“When we go into that home, we need to show that family the same respect we ourselves desire,” said Jill Campbell, 41, who has worked as a Child Protective Specialist for the Administration for Children’s Services for almost 11 years. “Because if you walk in there and you’re bombarding them with questions and you’re not listening for key points, you’re going to miss things, and if you miss things, you’re leaving children unsafe.”

The agency is gearing up to celebrate Child Protective Specialist Appreciation Week, which was launched by Commissioner David Hansell last year to honor the work 2,000 CPS staff do to investigate more than 60,000 reports of child abuse or neglect each year. This year’s celebration begins June 3, with a focus on recruitment.

She Looked the Part

Ms. Campbell always knew she wanted to work with children but was initially attracted to nursing. After working as a nurse’s assistant for a year and realizing that career wasn’t for her, her sister advised her to apply to become a CPS.

“ ‘You’re very soft-spoken, you look like you’d work well with families,’ is what she told me,” she said at the agency’s headquarters in lower Manhattan.

For Oswald Pardo, 51, who has been working for ACS for a year and three months, his family’s reaction when he told them he was interested in becoming a CPS was completely different.

“They thought I was crazy,” he said, laughing. “My sister-in-law, who was my biggest supporter, was like, ‘But think of the things you’re going to see!’”

Mr. Pardo, who previously served as a Corpsman in the U.S. Navy from 1986 to the beginning of 1994, and later as head of security for Hillary Clinton’s 2016 Election Night event at the Jacob K. Javits Convention Center, called coming across a poster advertising CPS jobs “serendipitous” because he knew he wanted a city job.

He works as part of the agency’s Emergency Children’s Services unit, which responds to complaints of abuse on nights, weekends and on holidays.

‘Hardest Part of Job’

“The hardest part of my job is ‘what’s going to happen to that family?’ I get that one night to make a difference,” he said.

For Ms. Campbell, who works in one of the ACS borough offices in Brooklyn and was promoted to Supervisor last September, the most difficult part of the job was knowing when a family needed assistance such as access to a food pantry but there were no services available nearby.

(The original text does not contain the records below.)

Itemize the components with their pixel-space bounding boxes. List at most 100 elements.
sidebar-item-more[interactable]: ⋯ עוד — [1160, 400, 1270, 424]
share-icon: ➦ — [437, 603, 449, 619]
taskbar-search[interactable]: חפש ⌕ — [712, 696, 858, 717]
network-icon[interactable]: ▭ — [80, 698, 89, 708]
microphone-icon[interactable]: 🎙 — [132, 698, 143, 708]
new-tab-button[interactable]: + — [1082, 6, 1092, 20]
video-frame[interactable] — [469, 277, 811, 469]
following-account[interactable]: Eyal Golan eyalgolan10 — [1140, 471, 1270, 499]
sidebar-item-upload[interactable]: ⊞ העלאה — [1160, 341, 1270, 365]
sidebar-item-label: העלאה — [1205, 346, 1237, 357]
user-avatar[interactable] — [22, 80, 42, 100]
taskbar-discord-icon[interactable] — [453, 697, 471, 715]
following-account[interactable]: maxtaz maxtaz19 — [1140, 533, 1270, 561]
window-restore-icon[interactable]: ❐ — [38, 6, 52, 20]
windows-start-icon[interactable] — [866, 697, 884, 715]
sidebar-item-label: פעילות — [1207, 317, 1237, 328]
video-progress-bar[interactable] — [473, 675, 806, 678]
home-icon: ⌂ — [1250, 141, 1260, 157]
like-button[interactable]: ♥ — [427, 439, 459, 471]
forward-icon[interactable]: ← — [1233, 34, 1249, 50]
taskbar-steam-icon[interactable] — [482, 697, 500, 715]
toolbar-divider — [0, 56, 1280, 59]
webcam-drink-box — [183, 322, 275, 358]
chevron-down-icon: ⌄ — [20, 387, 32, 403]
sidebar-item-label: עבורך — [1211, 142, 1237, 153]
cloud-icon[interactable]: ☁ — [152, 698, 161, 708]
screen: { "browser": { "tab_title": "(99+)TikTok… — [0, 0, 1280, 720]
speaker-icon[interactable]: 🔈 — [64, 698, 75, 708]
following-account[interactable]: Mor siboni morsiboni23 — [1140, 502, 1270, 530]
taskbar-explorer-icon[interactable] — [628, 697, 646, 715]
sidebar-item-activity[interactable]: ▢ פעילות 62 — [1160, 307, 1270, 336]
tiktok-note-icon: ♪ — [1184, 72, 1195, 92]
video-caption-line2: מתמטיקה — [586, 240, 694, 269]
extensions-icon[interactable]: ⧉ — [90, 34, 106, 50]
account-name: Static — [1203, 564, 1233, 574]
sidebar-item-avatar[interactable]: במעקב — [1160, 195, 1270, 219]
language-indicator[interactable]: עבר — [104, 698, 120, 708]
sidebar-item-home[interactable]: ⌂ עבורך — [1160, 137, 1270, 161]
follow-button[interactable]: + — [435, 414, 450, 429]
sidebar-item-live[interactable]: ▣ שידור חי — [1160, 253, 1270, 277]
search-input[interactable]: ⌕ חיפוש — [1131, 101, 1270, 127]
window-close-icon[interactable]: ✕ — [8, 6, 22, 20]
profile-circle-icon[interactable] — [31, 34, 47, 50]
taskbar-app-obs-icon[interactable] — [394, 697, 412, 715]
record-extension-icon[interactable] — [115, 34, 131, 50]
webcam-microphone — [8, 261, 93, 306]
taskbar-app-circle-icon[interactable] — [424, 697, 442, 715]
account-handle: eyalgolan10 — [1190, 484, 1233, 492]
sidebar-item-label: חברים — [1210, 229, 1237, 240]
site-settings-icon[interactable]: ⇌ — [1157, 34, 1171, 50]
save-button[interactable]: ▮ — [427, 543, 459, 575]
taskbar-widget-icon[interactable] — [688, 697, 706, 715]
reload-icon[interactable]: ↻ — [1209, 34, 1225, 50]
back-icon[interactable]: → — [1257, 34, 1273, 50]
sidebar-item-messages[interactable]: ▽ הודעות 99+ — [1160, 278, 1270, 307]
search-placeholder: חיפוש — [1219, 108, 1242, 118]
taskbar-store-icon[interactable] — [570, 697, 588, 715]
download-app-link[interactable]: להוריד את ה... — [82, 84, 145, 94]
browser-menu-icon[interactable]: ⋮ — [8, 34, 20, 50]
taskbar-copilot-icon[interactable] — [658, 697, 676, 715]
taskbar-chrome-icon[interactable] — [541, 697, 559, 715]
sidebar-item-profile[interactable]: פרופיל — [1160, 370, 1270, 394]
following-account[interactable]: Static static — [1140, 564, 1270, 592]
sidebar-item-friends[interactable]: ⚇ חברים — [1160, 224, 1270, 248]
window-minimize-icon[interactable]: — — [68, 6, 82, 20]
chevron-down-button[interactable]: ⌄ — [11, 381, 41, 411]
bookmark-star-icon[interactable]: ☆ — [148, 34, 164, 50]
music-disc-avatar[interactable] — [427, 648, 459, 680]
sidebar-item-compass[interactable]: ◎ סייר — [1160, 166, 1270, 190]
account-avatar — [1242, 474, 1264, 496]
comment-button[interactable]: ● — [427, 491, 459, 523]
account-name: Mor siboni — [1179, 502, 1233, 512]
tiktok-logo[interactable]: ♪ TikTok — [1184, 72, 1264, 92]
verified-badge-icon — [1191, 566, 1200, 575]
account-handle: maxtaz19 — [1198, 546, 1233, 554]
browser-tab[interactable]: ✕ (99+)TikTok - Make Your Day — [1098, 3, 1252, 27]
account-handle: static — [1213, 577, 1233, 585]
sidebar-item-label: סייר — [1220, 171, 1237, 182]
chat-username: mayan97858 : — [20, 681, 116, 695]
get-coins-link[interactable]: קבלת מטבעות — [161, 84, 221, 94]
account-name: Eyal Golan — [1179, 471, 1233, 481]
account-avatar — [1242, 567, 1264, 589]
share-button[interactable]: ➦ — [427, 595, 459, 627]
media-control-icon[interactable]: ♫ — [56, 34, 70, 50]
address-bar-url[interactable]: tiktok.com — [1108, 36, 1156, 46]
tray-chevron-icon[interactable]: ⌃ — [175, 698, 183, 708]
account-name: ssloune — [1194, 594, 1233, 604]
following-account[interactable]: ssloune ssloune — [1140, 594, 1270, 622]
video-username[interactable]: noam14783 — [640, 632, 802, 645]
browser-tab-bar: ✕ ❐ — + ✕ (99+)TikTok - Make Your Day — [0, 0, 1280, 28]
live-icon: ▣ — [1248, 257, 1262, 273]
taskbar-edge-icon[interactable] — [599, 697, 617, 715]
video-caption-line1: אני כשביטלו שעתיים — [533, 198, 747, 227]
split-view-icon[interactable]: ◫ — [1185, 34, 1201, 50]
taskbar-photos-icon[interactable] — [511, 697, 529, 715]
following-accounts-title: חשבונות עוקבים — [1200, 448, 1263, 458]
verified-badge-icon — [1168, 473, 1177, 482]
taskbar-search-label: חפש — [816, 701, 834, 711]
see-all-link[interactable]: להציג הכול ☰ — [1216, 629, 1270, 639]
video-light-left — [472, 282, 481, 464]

Both employees praised the constant training they received, whether it was learning how to interview kids with a disability or lessons on diversity and culture, which was key because black and brown families have a disproportionate number of encounters with the child-welfare system.

But the most important on-the-job tool was to respect and listen to families.

“It’s a partnership. We can’t do it without them,” Mr. Pardo said.

Ms. Campbell shared a story of her visits with one mother who had a mental-health condition. “I’d been going to her home for a whole week and she would not let me in. She would curse at me, and every day I would go back because I needed to see the children. She would carry on, but one Thursday afternoon, she called my supervisor and said, ‘okay, Ms. Campbell can come tomorrow morning at 10:00 a.m.,’ ” she said.

Not Fazed by Abuse

When her supervisor asked the woman why she had changed her mind, she explained, “ ‘No matter how much I cursed at her, she just looked at me and smiled.’ ”

“Eventually she just realized I was trying to do my job,” Ms. Campbell said.

ACS has undergone a series of changes after it came under intense scrutiny when two children whose families had previous contact with the agency died in 2016. Six-year-old Zymere Perkins died in September of that year after allegedly being beaten by his mother’s boyfriend. Two months after Zymere’s death, 3-year-old Jaden Jordan died after ACS attempted to visit his home when an anonymous call was made reporting abuse but the provided address was incorrect.

Gladys Carrión stepped down from her role as Commissioner in late 2016 and Mr. Hansell took over two months later, soon after relaunching the ChildStat program, which tracks child-abuse cases.

Ms. Campbell said that such tragedies shake CPS workers to their cores.

‘Hurts Us Just as Much’

“I don’t want anyone to ever think that we don’t feel or care about what happens to children,” she said. “It hurts us as much as it hurts the immediate family because to know that you’re in that home and something happens to that child…You begin second-guessing yourself--‘maybe if I had done this or looked into this, maybe it wouldn’t have happened.’”

She said she hoped the public understood the difficulties of the job, including the fact that many staffers visit homes on their own rather than paired with another employee.

“You never know what you’re going to see on the other side of that door,” Mr. Pardo added.

Still, it’s a job that he said was just as exciting as during his first few days. Ms. Campbell admitted that being a CPS wasn’t for everyone, but was a good match for those who “enjoy seeing people reaching their goals.”

“It’s not a bed of roses, you’re gonna have ups and downs, but it’s very rewarding,” she said.